Following a group of debt-addled individuals who volunteer to play a series of games with deadly consequences, Netflix’s Squid Game is a satisfying combination of inventive world-building, spellbinding set design and emotional intrigue. It’s easy to gobble up all nine episodes — so here are eight films and TV shows that share the South Korean drama’s affinity for risky gameplay.
Before Squid Game, there was this exciting Japanese series, which follows several friends living in a parallel version of Tokyo where every move determines their survival. Featuring lethal versions of tag and hide-and-seek, this is maybe the closest you’ll get to the real thing.
A cult classic, Battle Royale focuses on middle school students who are whisked off to a remote island and instructed to kill each other until only one remains. As emotionally-investing as it is violently thrilling, this Kinji Fukasaku flick isn’t admired by Quentin Tarantino for nothing.

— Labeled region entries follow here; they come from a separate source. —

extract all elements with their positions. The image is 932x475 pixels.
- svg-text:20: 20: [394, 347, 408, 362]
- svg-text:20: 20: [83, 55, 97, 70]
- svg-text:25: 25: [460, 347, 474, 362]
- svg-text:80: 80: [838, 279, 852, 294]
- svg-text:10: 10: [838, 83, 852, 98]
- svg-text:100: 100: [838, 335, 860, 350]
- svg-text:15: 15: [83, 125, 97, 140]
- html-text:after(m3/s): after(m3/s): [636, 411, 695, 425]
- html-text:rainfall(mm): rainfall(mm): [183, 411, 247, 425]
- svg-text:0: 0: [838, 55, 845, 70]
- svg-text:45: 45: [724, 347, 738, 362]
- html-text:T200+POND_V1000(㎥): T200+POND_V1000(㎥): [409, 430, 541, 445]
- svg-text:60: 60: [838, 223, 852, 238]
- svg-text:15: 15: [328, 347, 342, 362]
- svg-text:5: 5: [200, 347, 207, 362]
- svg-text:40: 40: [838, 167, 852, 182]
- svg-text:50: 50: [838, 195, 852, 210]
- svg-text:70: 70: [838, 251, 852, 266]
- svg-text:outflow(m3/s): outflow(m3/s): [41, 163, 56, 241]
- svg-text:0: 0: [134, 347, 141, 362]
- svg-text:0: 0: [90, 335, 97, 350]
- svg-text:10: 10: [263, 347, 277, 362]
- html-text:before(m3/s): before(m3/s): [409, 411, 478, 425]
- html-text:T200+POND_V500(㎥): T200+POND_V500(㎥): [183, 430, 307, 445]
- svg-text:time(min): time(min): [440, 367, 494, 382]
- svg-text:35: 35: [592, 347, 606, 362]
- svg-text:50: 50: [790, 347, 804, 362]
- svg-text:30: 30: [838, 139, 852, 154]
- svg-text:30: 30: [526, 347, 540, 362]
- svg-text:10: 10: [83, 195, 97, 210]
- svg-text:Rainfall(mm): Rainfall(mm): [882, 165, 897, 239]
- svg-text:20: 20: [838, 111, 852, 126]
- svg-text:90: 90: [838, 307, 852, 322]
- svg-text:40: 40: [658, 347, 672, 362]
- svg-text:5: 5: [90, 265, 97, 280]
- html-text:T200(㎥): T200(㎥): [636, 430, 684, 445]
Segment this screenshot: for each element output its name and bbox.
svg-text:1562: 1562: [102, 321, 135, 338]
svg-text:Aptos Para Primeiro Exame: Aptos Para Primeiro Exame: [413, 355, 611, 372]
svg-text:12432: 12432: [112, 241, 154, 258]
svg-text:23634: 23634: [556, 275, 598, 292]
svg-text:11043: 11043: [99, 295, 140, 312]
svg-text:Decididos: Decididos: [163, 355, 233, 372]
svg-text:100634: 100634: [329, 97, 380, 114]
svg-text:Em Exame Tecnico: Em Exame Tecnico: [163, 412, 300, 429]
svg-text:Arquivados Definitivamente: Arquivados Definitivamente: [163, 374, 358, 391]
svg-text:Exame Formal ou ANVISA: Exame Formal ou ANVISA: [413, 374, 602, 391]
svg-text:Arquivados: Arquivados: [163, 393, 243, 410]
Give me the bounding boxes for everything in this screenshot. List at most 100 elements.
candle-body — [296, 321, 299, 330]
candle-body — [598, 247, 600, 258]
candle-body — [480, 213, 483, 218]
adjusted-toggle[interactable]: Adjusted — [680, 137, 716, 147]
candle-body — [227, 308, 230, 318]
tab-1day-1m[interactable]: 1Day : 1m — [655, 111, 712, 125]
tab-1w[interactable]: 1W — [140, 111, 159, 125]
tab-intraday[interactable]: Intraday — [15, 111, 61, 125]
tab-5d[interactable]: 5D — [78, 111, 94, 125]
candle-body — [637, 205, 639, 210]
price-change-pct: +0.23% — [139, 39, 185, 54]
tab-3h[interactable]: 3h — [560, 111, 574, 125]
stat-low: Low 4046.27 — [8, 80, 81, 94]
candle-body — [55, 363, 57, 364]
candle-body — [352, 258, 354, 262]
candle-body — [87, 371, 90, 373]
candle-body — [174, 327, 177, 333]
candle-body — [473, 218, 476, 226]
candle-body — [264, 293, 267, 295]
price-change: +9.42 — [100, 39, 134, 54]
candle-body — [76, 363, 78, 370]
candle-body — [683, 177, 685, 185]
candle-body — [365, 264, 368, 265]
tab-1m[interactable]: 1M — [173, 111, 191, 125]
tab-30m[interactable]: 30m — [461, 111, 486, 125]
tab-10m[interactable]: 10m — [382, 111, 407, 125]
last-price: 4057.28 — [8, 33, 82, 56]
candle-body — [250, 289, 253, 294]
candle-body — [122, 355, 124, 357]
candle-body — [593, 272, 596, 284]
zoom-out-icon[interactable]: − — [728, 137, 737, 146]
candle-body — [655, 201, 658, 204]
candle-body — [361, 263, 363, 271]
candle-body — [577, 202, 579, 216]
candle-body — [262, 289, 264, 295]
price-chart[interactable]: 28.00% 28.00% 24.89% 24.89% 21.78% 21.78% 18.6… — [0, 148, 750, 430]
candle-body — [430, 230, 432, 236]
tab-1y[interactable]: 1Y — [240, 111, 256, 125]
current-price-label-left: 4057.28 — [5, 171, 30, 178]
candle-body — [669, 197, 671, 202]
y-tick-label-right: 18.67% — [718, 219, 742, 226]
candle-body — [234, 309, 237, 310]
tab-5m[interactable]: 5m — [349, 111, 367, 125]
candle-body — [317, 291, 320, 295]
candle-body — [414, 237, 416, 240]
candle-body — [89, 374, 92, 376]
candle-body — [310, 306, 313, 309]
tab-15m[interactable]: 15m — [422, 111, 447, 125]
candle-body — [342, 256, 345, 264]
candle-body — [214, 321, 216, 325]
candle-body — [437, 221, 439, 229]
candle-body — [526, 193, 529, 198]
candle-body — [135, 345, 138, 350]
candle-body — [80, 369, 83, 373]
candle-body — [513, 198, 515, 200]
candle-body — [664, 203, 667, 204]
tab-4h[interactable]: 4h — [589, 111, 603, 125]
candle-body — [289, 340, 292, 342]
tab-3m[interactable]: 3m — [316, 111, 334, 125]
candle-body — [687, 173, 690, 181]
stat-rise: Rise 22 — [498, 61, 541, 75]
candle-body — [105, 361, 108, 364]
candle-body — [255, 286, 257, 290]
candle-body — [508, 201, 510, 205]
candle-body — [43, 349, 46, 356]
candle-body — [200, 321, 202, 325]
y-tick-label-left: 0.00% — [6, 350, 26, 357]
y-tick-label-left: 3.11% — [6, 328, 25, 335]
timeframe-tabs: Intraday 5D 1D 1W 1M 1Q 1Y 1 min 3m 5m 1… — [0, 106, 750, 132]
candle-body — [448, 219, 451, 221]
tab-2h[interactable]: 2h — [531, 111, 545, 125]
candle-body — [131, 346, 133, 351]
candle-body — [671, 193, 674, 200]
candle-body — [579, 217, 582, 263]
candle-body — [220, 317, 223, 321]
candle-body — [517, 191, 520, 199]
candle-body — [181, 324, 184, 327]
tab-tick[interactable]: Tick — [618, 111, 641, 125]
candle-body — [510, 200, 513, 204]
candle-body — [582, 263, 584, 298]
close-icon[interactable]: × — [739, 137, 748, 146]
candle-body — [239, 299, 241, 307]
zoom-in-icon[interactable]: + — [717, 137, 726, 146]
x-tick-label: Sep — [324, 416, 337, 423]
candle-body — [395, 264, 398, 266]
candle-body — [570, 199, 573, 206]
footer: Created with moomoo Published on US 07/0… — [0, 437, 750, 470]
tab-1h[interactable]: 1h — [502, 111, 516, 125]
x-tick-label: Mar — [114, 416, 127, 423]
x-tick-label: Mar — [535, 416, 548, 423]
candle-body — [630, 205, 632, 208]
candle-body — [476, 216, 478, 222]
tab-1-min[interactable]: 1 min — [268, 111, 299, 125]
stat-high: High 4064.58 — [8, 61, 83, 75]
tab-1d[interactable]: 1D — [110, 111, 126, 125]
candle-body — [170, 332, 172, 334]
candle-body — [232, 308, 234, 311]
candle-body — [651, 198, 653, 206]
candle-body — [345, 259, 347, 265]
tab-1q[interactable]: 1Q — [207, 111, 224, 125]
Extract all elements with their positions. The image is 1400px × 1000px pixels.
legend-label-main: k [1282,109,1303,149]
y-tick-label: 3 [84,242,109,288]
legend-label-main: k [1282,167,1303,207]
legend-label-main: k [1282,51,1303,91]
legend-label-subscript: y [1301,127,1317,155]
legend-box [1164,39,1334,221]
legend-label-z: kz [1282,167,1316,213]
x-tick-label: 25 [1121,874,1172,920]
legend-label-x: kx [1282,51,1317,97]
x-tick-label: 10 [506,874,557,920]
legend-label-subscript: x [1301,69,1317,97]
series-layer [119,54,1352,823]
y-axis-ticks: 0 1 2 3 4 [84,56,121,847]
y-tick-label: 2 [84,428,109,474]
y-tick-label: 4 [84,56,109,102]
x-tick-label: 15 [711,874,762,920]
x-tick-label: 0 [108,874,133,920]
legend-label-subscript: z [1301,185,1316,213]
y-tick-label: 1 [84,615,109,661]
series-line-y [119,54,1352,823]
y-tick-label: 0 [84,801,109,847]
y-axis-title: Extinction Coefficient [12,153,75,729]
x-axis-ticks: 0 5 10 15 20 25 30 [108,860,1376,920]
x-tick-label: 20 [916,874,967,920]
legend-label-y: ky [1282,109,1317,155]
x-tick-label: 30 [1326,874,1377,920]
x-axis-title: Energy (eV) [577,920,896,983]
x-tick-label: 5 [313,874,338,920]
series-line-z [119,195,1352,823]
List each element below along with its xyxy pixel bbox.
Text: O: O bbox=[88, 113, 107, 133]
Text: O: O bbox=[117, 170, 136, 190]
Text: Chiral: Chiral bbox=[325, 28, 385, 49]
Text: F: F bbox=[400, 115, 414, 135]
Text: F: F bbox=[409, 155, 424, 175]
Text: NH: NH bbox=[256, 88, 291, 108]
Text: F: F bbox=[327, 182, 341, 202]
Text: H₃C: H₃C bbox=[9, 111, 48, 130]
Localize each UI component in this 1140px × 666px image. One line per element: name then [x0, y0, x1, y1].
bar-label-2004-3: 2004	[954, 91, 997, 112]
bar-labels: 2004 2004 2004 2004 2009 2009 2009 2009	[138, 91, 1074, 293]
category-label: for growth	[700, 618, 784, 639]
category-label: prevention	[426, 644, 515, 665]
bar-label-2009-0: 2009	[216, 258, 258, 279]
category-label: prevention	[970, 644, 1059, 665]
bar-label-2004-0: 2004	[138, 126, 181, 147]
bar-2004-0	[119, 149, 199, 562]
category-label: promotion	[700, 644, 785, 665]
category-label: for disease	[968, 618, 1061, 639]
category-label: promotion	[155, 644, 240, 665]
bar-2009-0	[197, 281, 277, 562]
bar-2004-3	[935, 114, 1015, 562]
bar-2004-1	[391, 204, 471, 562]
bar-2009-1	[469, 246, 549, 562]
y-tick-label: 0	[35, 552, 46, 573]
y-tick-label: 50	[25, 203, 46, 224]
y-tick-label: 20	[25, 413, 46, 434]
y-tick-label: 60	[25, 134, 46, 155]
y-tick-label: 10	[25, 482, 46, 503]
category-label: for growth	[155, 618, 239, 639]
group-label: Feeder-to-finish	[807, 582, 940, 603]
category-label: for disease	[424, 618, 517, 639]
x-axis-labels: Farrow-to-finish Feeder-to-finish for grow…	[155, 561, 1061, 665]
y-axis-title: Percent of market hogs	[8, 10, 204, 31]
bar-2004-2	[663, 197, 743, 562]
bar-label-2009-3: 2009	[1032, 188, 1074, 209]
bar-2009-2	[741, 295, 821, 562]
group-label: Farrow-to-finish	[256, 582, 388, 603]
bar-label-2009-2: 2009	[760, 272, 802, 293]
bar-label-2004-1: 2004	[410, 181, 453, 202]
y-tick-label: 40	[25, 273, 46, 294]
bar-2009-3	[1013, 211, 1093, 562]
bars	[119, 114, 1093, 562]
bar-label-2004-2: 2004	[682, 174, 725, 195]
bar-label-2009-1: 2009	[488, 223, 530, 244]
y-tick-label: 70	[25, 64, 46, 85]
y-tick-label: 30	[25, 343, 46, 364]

Feelings of anxiety peak in these Black Mirror installments, both of which center on individuals being pursued for reasons unknown, forced to perform strange tasks and endure unexplained bouts of torture as they try to uncover the nefarious reasons they’ve been chosen as targets.
Rather than victimize the helpless, David Fincher’s The Game flips its class critique by turning its sights onto a wealthy businessman (Michael Douglas), whose easy but unfulfilling life is upended when he signs on for a mysterious game where he is no longer the one calling the shots.
Perhaps the most lucrative addition to the genre, the $3 billion Hunger Games franchise helped launch the now Oscar-winning career of Jennifer Lawrence and got fans of all ages invested in a dystopian story about lottery-selected children fighting each other in a televised death match.
Emma Stone and Jonah Hill play down-on-their-luck drug trial participants in this mind-bending trip of a miniseries, which explores themes of displacement and desperation. Stone’s character puts it best when she describes this Cary Fukanaga effort as “multi-reality brain magic shit.”
In a small Texas town where prospects are minimal, the only chance for escape is winning the titular high-stakes game, where high school seniors are pushed to perform a series of increasingly dangerous tasks. Based on Lauren Oliver’s novel, this YA drama is a gripping bone-chiller.
What starts as a “young adult Lost” soon reveals itself to be something far more sinister in this underrated Lord of the Flies-inspired mystery, where a group of very different teenage girls are forced to fend for themselves on a deserted island. But are they really even stranded?